Kling’s accusation that economists still seem to think as if the economy were made up of factories and line workers is doubly telling. First, the US economy is now 80% services – defined as the use of knowledge to serve others. But, even if economic theory were able to keep up with this development, services have moved on, and are becoming software.
Financial services are a good example. Financial services as software will change every perception we have of financial institutions. There will be no banks, just apps on a mobile device, with the same digital experience as any other. Instead of bottlenecked institutions, we’ll see peer-to-peer, self-initiated, self-controlled, low cost transactions that feel instantaneous, smooth and frictionless. There’ll be high privacy, high security, and no discrimination.
Kling suggests economists don’t understand financial intermediation today. When finance is disintermediated, they’ll understand even less.
Real World versus Theory.
Economists are always talking about economic theory: monetary theory, labor theory, capital theory, price theory and so on.
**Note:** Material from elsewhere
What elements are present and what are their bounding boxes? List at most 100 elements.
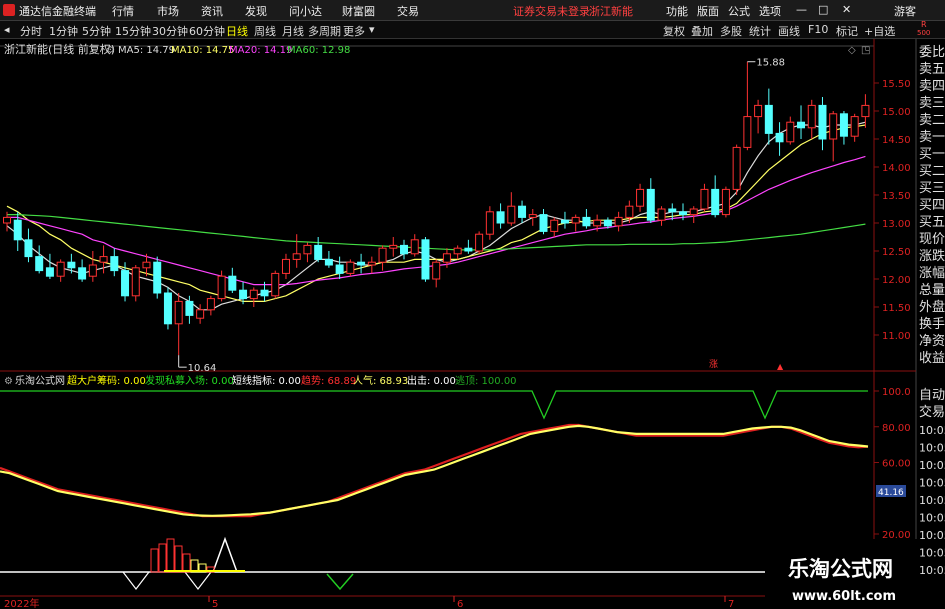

Economics should be about the real world. There’s no shortage of real world data, and in fact much of it is real time. And we have advanced analytics to detect patterns and trends and identify insights from the data.
The data is factual – it’s about actual individual behavior. From these facts we can deduce the feelings and motivations behind the behavior, and hence individual value preferences. There’s no need for elaborate theories (which are often riddled with counterfactual assumptions) and even less place for the spreadsheet models that economists build on top of their theories and assumptions. We now have machine learning based on patterns of facts.
Economics As Morality.
The current world of interconnected individuals exchanging services points towards a highly moral society. Each individual wants to help others realize their subjective value preferences. They try their best, and accept market feedback with grace to achieve continuous improvement. The most just society is the one that releases the creative energies of their entrepreneurial citizens in service to others. Economics should concern itself with true morality.
Well done, Arnold Kling.
Dr. Kling has done economics a great service. He has demonstrated its emptiness. He has declared it worthless. Thank you, Arnold. New thinking can now take over.